17/10/2025

Le Conseil d’État met un coup d’arrêt à l’arbitraire administratif contre les moulins fondés en titre

Sous prétexte d’écologie, l’administration avait fini par s’arroger le pouvoir d’effacer des droits réels multiséculaires attachés aux moulins et ouvrages hydrauliques. Par une décision du 10 octobre 2025, le Conseil d’État rappelle fermement que nul, pas même le préfet, ne peut abolir un droit fondé en titre sans loi ni indemnité. Une victoire majeure pour le respect du droit et la défense des patrimoines de l’eau.


Par une décision rendue le 10 octobre 2025, le Conseil d’État a partiellement annulé le refus du ministre de la Transition écologique d’abroger l’article R.214-18-1 du Code de l’environnement. Cette décision marque une étape importante pour la défense des ouvrages hydrauliques fondés en titre.

Depuis 2014, l’article R.214-18-1 du Code de l’environnement imposait aux propriétaires d’ouvrages fondés en titre — des droits réels immobiliers antérieurs à la Révolution — une procédure déclarative lourde et inédite pour toute remise en eau, remise en service ou confortement. Aucune obligation comparable ne pesait sur les ouvrages plus récents, simplement autorisés ou déclarés. Cette différence de traitement, fondée non pas sur un motif environnemental mais sur l’ancienneté du droit, créait une rupture manifeste du principe constitutionnel d’égalité garanti par l’article 6 de la Déclaration des droits de l’homme et du citoyen de 1789.

Un pouvoir préfectoral contraire à la Constitution
Surtout, le texte controversé permettait au préfet, saisi d’une déclaration, d’abroger purement et simplement le droit fondé en titre, même en l’absence de ruine ou de changement d’affectation de l’ouvrage. Autrement dit, l’administration pouvait faire disparaître un droit réel attaché à un bien, sans procédure d’expropriation ni indemnisation — une atteinte directe au droit de propriété garanti par la Constitution.

Le Conseil d’État a jugé cette disposition illégale : il a enjoint au Premier ministre d’abroger sous six mois les mots “le droit fondé en titre ou” figurant à l’article R.214-18-1 II 3° du Code de l’environnement. Le pouvoir réglementaire, rappelle la haute juridiction, ne peut remettre en cause la substance d’un droit réel garanti par la loi et la Constitution (article 34 de la Constitution du 4 octobre 1958).

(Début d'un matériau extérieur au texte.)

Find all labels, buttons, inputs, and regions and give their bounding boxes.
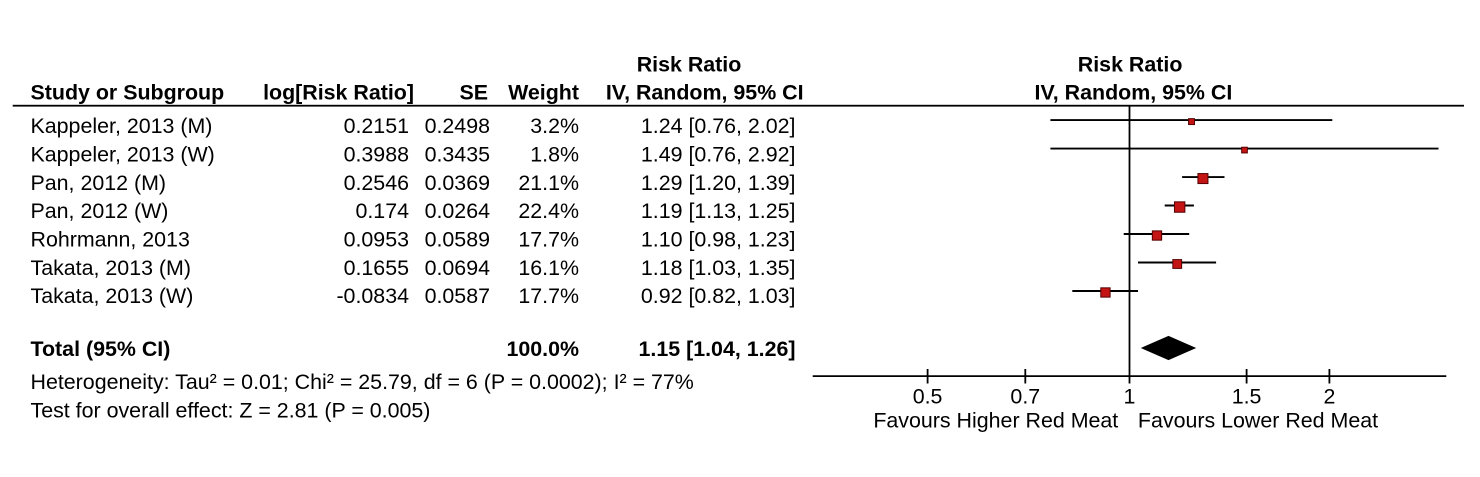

Cette décision n’annule pas l’ensemble de l’article R.214-18-1, mais elle rétablit une limite essentielle : le préfet ne peut pas supprimer un droit fondé en titre sous couvert de police de l’eau. Il ne peut agir que sur les autorisations d’exploitation, non sur le droit d’usage lui-même, qui reste attaché à l’immeuble.

Une mise en garde adressée au ministère
Au-delà de son aspect juridique, cette affaire illustre une nouvelle fois les dérives du ministère de la Transition écologique, dont certaines pratiques consistent à interpréter les textes de manière extensive, au mépris des principes supérieurs de notre droit.

Le Conseil d’État rappelle ici que l’administration est tenue par la hiérarchie des normes et que les droits anciens, même modestes, bénéficient d’une protection constitutionnelle.

Me Jean-François Remy (ayant porté l'affaire au nom du cabinet Cassini Avocats) se félicite de cette décision, qui met fin à une dérive emblématique et consacre la primauté du droit sur l’arbitraire administratif.

Pour les propriétaires de moulins, d’étangs ou d’ouvrages fondés en titre, cette jurisprudence constitue un précédent fort : la pérennité de leurs droits ne peut être remise en cause sans base légale claire ni indemnisation.